There’s a great new article in The Atlantic about the trend towards urban living and the likelihood of exurbs becoming low-income neighborhoods. The takeaway is that if you own property in a place like Marysville or Black Diamond, you should sell.
I’m not the best person to critique the article, because it entirely reinforces my prejudices, but I’ve always thought that the hollowing out of our inner cities has been a peculiarly American product of mid-20th-century racism and the breakdown in law enforcement in the 1960s. As those causes recede, we’ll probably end up with a more European-style configuration where the rich people live in the city center and the poor are warehoused out on the fringes.
But today the pendulum is swinging back toward urban living, and there are many reasons to believe this swing will continue. As it does, many low-density suburbs and McMansion subdivisions, including some that are lovely and affluent today, may become what inner cities became in the 1960s and ’70s—slums characterized by poverty, crime, and decay…
The experience of cities during the 1950s through the ’80s suggests that the fate of many single-family homes on the metropolitan fringes will be resale, at rock-bottom prices, to lower-income families—and in all likelihood, eventual conversion to apartments.
But don’t panic, Bellevue residents:
Of course, not all suburbs will suffer this fate. Those that are affluent and relatively close to central cities—especially those along rail lines—are likely to remain in high demand. Some, especially those that offer a thriving, walkable urban core, may find that even the large-lot, residential-only neighborhoods around that core increase in value. Single-family homes next to the downtowns of Redmond, Washington; Evanston, Illinois; and Birmingham, Michigan, for example, are likely to hold their values just fine.

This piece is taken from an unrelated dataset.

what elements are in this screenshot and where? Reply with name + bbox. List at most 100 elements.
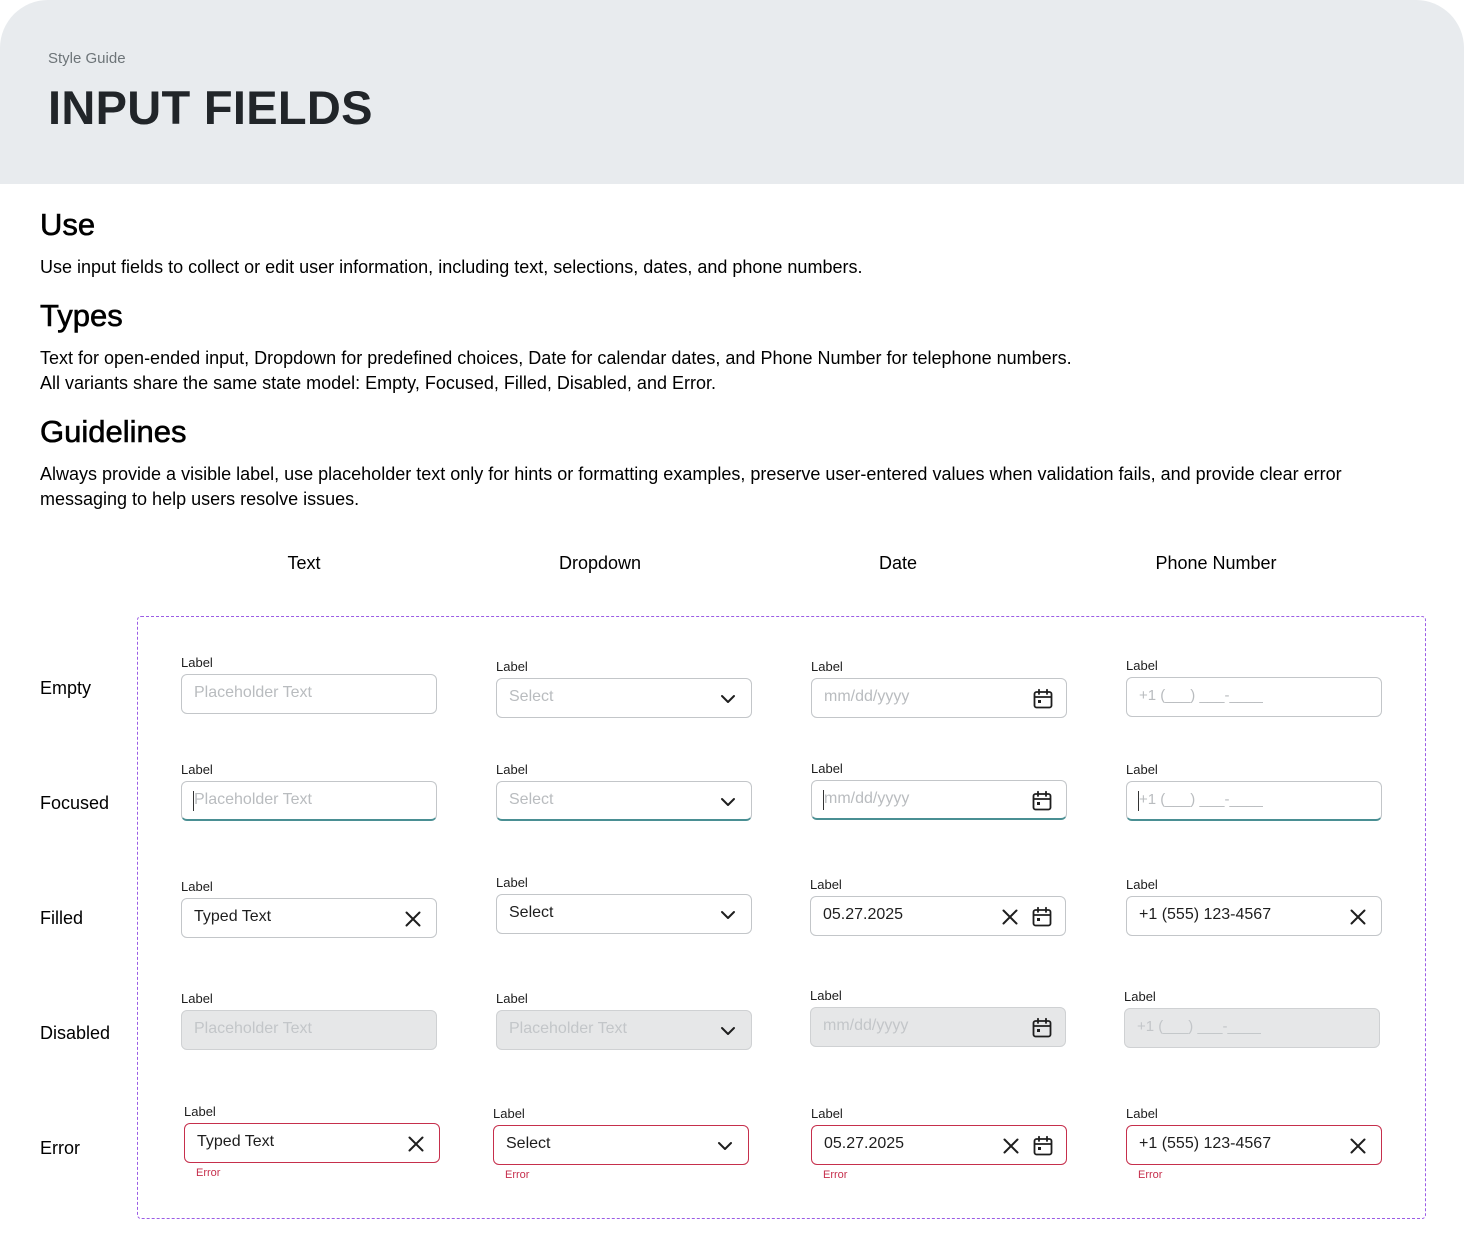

A little further out, though, oy:
But much of the future decline is likely to occur on the fringes, in towns far away from the central city, not served by rail transit, and lacking any real core. In other words, some of the worst problems are likely to be seen in some of the country’s more recently developed areas—and not only those inhabited by subprime-mortgage borrowers. Many of these areas will become magnets for poverty, crime, and social dysfunction.
This has implications for transit planning. For one thing, effective high-capacity transit is a crucial amenity in those dense urban centers; to not have one is a debit against the city’s quality of life in the same way that a giant chemical plant in the middle of downtown would be. Additionally, the people that will absolutely require transit — who are now the urban poor — may become the “periphery poor,” creating new challenges for transit planners. So perhaps those long-haul transit services, so derided by The Stranger and West Seattlites, may be serving the strongest future markets for transit.
BTW, Seattlest beat me to posting about this by quite a bit.
that is a fascinating piece
reminds me a lot of james howard kunstler’s “geography of nowhere” and is in line with much of his predictions for the suburbs of the future (minus the peak-oil craziness)
A little nuance in interpreting history, with Seattle as an example.
The move to the suburbs was encouraged by the completion of the Floating bridge, in 1940, well before any “fullness” of Seattle was indicated, in 1945, by extending the city limits northward.
One of the reasons people moved out of town in the 50s and 60s (and early 70s) was to get away from the corrupt city ‘machine politics’ of Seattle. The machine rezoned the Regrade to prohibit the kind of residential we see there today, designated Lake Union as an open industrial sewer to serve the industrial zoned lands on the shore, helped the U of W in a huge land-grab on the north shore of Portage Bay, and generally trashed the city while neglecting basic services and awarding permits to their friends.
The county sheriffs were just as corrupt as the Seattle police, but the powers of the county were almost nil compared with the powers of the city.
And, compared with the crimes committed by the police, the building department, City Light and the fire department, there never was a crime wave or breakdown of law and order by citizens. The worst rioting that ever happened in Seattle never destroyed a fraction of the property value that was destroyed in the Regrade, Pioneer Square, the Pike Place Market, and what is now known as the South of Lake Union district, by the actions of the city.
Strange to say, the state Highway Department was equally lawless in extending I-90 across Mercer Island, and was stopped cold by citizens who established in court that the highway department had discarded the testimony they didn’t want to hear, and had manufactured the testimony they did want to hear. That’s the major reason it took an extra decade to build I-90 across Mercer Island.
Now that so many readers are too young to have any personal memory of these events, I think it’s important to remember that the current good government of Seattle didn’t just happen- it took major battles in the 70s to clean up the town and break the power of the gangs formed by City Light, the Fire Department, the Building Department, and the City Council.
And once these gangs were decisively vanquished, Seattle began to recover economically and socially, in spite of continued suburban development.